Just as "the paleo diet becomes the fail-eo diet if you don't add enough fat," a ZC diet is not going to be healthy without sufficient protein.  And ironically, it may be all about the insulin.


  1. IMO this hits home as to why near zero carb is the best possible plan for me. Binge eating seems to have stretched my stomach to the point where I even considered stapling in the past. The closer to zero carb I eat, the more satiety producing protein I can tolerate. I do miss my veggies and fresh fruit with yoghurt, but they simply aren't as filling as brisket and tallow. One thing about Taubes theories I dont agree on is that you cant gain on fat, Ive disproved that one.

  2. do you read J Stanton at his post about "why snacking makes you fat AND weak" was eye-opening for me....

  3. Yep. There seems to be a huge difference, for me anyway, between ZC and VLC. ZC = ad libitum meat intake, no need to count or measure anything, effortless weight loss, zero hunger. VLC = tricky. Can't eat ad libitum meat because the protein and carbs add up to stall weight loss if you overdo on the meat. I have to make an effort to get the fat ratio right on VLC. Plus eating things like full fat dairy and macadamias still doesn't annihilate the appetite quite as much as ZC all-meat. IMO, people who say ketosis hasn't decreased their appetite are probably not doing it quite right or not doing it long enough. It can take a few days for the effect to kick in but I think on an all-meat diet it is virtually impossible to gain weight or get hungry in the conventional carby sense. Dairy and nuts still have carbs in them as do vegetables and berries. I find that total elimination of plant food is the ultimate appetite suppressant.

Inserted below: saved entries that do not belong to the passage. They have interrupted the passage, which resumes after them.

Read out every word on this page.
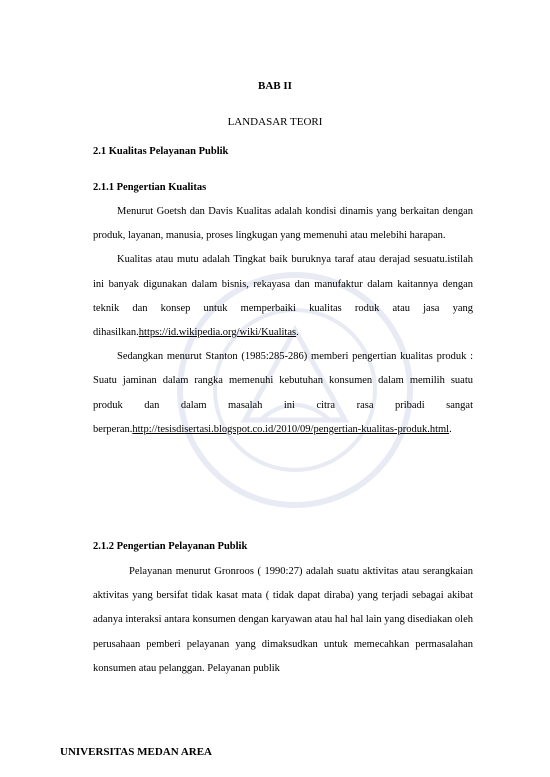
BAB II
LANDASAR TEORI
2.1 Kualitas Pelayanan Publik
2.1.1 Pengertian Kualitas

Menurut Goetsh dan Davis Kualitas adalah kondisi dinamis yang berkaitan dengan produk, layanan, manusia, proses lingkugan yang memenuhi atau melebihi harapan.

Kualitas atau mutu adalah Tingkat baik buruknya taraf atau derajad sesuatu.istilah ini banyak digunakan dalam bisnis, rekayasa dan manufaktur dalam kaitannya dengan teknik dan konsep untuk memperbaiki kualitas roduk atau jasa yang dihasilkan.https://id.wikipedia.org/wiki/Kualitas.

Sedangkan menurut Stanton (1985:285-286) memberi pengertian kualitas produk : Suatu jaminan dalam rangka memenuhi kebutuhan konsumen dalam memilih suatu produk dan dalam masalah ini citra rasa pribadi sangat berperan.http://tesisdisertasi.blogspot.co.id/2010/09/pengertian-kualitas-produk.html.

2.1.2 Pengertian Pelayanan Publik

Pelayanan menurut Gronroos ( 1990:27) adalah suatu aktivitas atau serangkaian aktivitas yang bersifat tidak kasat mata ( tidak dapat diraba) yang terjadi sebagai akibat adanya interaksi antara konsumen dengan karyawan atau hal hal lain yang disediakan oleh perusahaan pemberi pelayanan yang dimaksudkan untuk memecahkan permasalahan konsumen atau pelanggan. Pelayanan publik

UNIVERSITAS MEDAN AREA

  4. indeed -- playing with ZC, LC and VLC the way i've done over the past several months convinces me that they're very different animals. on LC, i get reduced appetite as you say, but to completely zap it, i need to do without plants, and that includes wine but not coffee/tea. anybody who thinks they have an out-of-control appetite should consider trying Strong Medicine for a week, in my opinion.

  5. 100% agreed. An all-animal diet is what's needed in these VLC nonresponders. Any amount of plant food, even trace amounts, increase hunger IMO. If you're an insulin hypersecretor to begin with...

  6. I've found that regarding protein and LC diets, it's best to cycle it. Have a couple days where you eat pretty low'll lose weight and have no appetite. Soon you will start to feel haggard and depleted and retain water, attention will suffer, etc... an expected outcome. When that occurs, eat a chicken.

    Unlike carbs the body actually needs protein so I don't think it's wise for health OR weight to be continuously low protein...but by cycling protein and bolusing yourself every couple days with amino acids you can avoid the worst of the insulin/glucose issues and still get most of the benefits of a higher protein diet.

    ...sort of how athletes do with glucose and carbs, eating lots of them over long periods so they don't become depleted but arent subjected to the problems of not burning fat well and high insulin.

  7. that's something i need to try, when plateaus are a nuisance. do you go heavier on the carbs when you're limiting protein like that? do you go toward fruit, or toward mascarpone? (omg, i LOVE mascarpone....)

    1. WHen I'm limiting protein, I'm trying to lose weight typically and will eat less calories in general. Carbs and fat will decrease and i will lose body weight ridiculously fast, because I find restricting protein is the easiest way for me to reduce insulin and augment body fat oxidation at this point in time. Protein is pretty gluconeogenetic/insulinogenic and in my present state that's super bad news (easily resist weight loss/easily gain due to being thin and weight reduced) .

      When i start in on chicken and steaks and big slabs of salmon I can eat like crazy.

      When I go meat free for a few days and eat only 50 grams or 60 grams of protein, I never want to eat and shed body fat pretty fast. It's as if the lack of protein is directly resulting in body fat oxidation.